Estera Milman's Fluxus show was a beautiful and obsessively packaged landfill of boxes with objects, printed matter, collage, sculptural machines, clothing and musical notation. As Peacock does for video art, Milman carefully establishes a Dada pedigree for Fluxus:

Historiographically speaking, it was the resurgence of interest in Dada that was also responsible for the conviction that art activity must be withdrawn from its special status as rarefied art experience and resituated within the larger realm of the everyday experience of every man, a belief that informed the art activities of the Japanese Gutai Group, the French Le Nouveau Realisme circle, John Cage and his students at both the Black Mountain College and the New School for Social Research, and the groups of artists who performed at Yoko Ono's loft on Chambers Street and George Maciunas and Almus Salcius' AG Gallery, many of whom were later to become participants in Fluxus.--Estera Milman, Fluxus: A Conceptual Country, Providence: Rhode Island School of Design, 1992, p. 12

and...

The essay briefly outlines some of the uncanny coincidences between the birth of Dada and the birth of Fluxus, charts the adoption of similar ahistorical strategies by members of both movements as they attempted to position themselves historically and questions our assumption that democratization of the arts is the natural result of artistic actions that proportedly attempt to break down the line of demarcation between art and life. --Estera Milman, "Historical Precedents, Trans-historical Strategies, and the Myth of Democratization" --Estera Milman, Fluxus: A Conceptual Country, Providence: Rhode Island School of Design, 1992, p.17

The necessities of academic packaging in these exhibitions got some negative reactions: why should loaves of bread from a 1960s "happening" be treated like crumbs from the Last Supper?
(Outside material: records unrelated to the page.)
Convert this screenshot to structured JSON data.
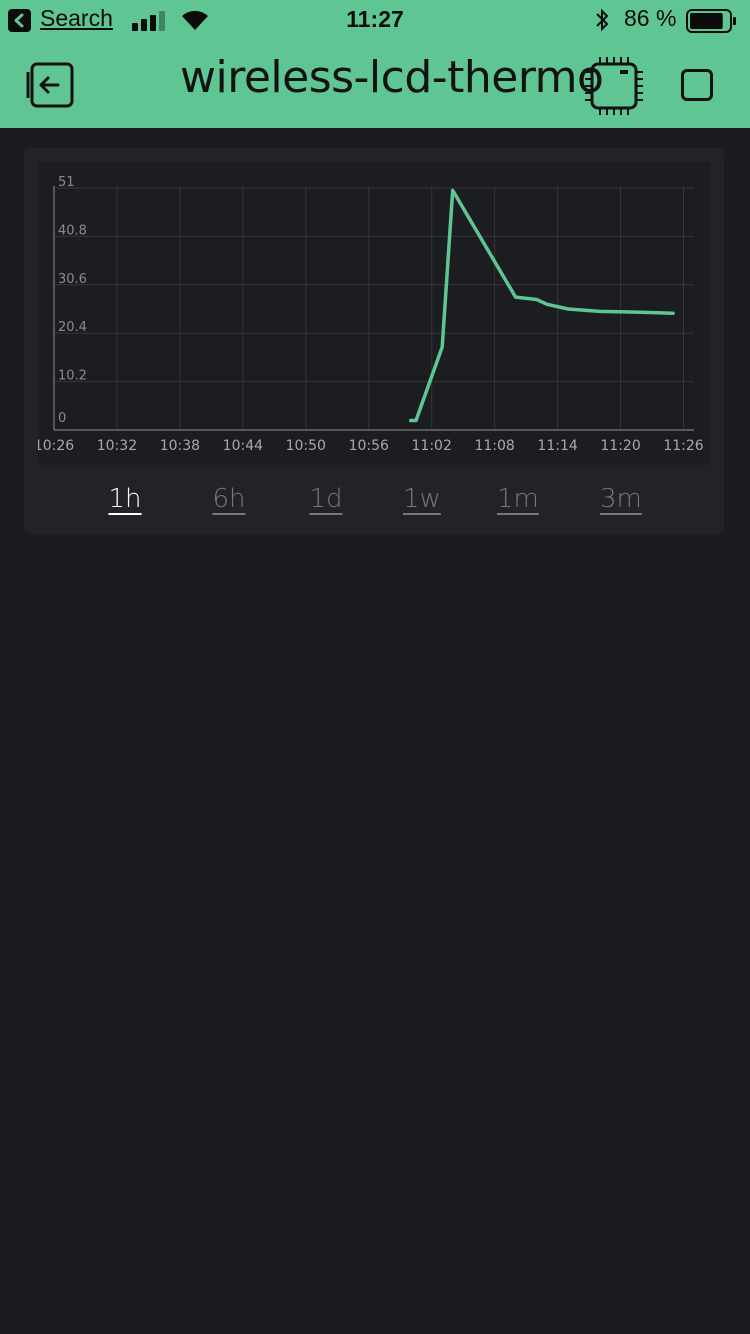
{
  "status_bar": {
    "back_label": "Search",
    "time": "11:27",
    "battery_percent": "86 %",
    "battery_level": 0.86,
    "signal_bars": 3
  },
  "header": {
    "title": "wireless-lcd-thermo",
    "exit_icon": "exit-icon",
    "device_icon": "chip-icon",
    "stop_icon": "stop-icon"
  },
  "colors": {
    "accent": "#5fc592",
    "background": "#1b1c1f",
    "widget": "#222327",
    "line": "#5fc592"
  },
  "chart_data": {
    "type": "line",
    "title": "",
    "xlabel": "",
    "ylabel": "",
    "y_ticks": [
      "51",
      "40.8",
      "30.6",
      "20.4",
      "10.2",
      "0"
    ],
    "x_ticks": [
      "10:26",
      "10:32",
      "10:38",
      "10:44",
      "10:50",
      "10:56",
      "11:02",
      "11:08",
      "11:14",
      "11:20",
      "11:26"
    ],
    "ylim": [
      0,
      51
    ],
    "xlim": [
      "10:26",
      "11:27"
    ],
    "grid": true,
    "series": [
      {
        "values": [
          {
            "x": "11:00",
            "y": 2
          },
          {
            "x": "11:00:30",
            "y": 2
          },
          {
            "x": "11:03",
            "y": 17.5
          },
          {
            "x": "11:04",
            "y": 50.5
          },
          {
            "x": "11:10",
            "y": 28
          },
          {
            "x": "11:12",
            "y": 27.5
          },
          {
            "x": "11:13",
            "y": 26.5
          },
          {
            "x": "11:15",
            "y": 25.5
          },
          {
            "x": "11:18",
            "y": 25
          },
          {
            "x": "11:22",
            "y": 24.8
          },
          {
            "x": "11:25",
            "y": 24.6
          }
        ]
      }
    ]
  },
  "periods": [
    "1h",
    "6h",
    "1d",
    "1w",
    "1m",
    "3m"
  ],
  "active_period": "1h"
}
If a video tape such as Ed Slopek's was once part of an installation at the Confederation Centre in 1978, why is it viewed today on state-of-the-art television equipment in the presence of an ancient videotape machine in a plexi case?

I found the ephemera of these exhibitions to be captivating. Small things gave the work nostalgic allure, for example: Dorit Cypis' striped sweater; Vito Acconci's weight gain while tape-making; Susan Britton's cigarette; Wendy Geller's bedsit; the form of Robert Watts' Feather Dress; the presence of a John Lennon work; the conventions of graphic design of a George Maciunas poster; the box of ordinary 25-year-old objects within an exhibition display box; the flicker off Ed Slopek's face. At its worst, some of the work looked like meaningless agglomerations of old stuff, and meditations about it became anthropological as one contemplated the everyday differences between ordinary objects old and new.

When Dada cannot be imagined by means of its documents or by the physical stuff it leaves behind--Hugo Ball forbid-- it becomes mere data, interesting only for the technical beauties of its presentation.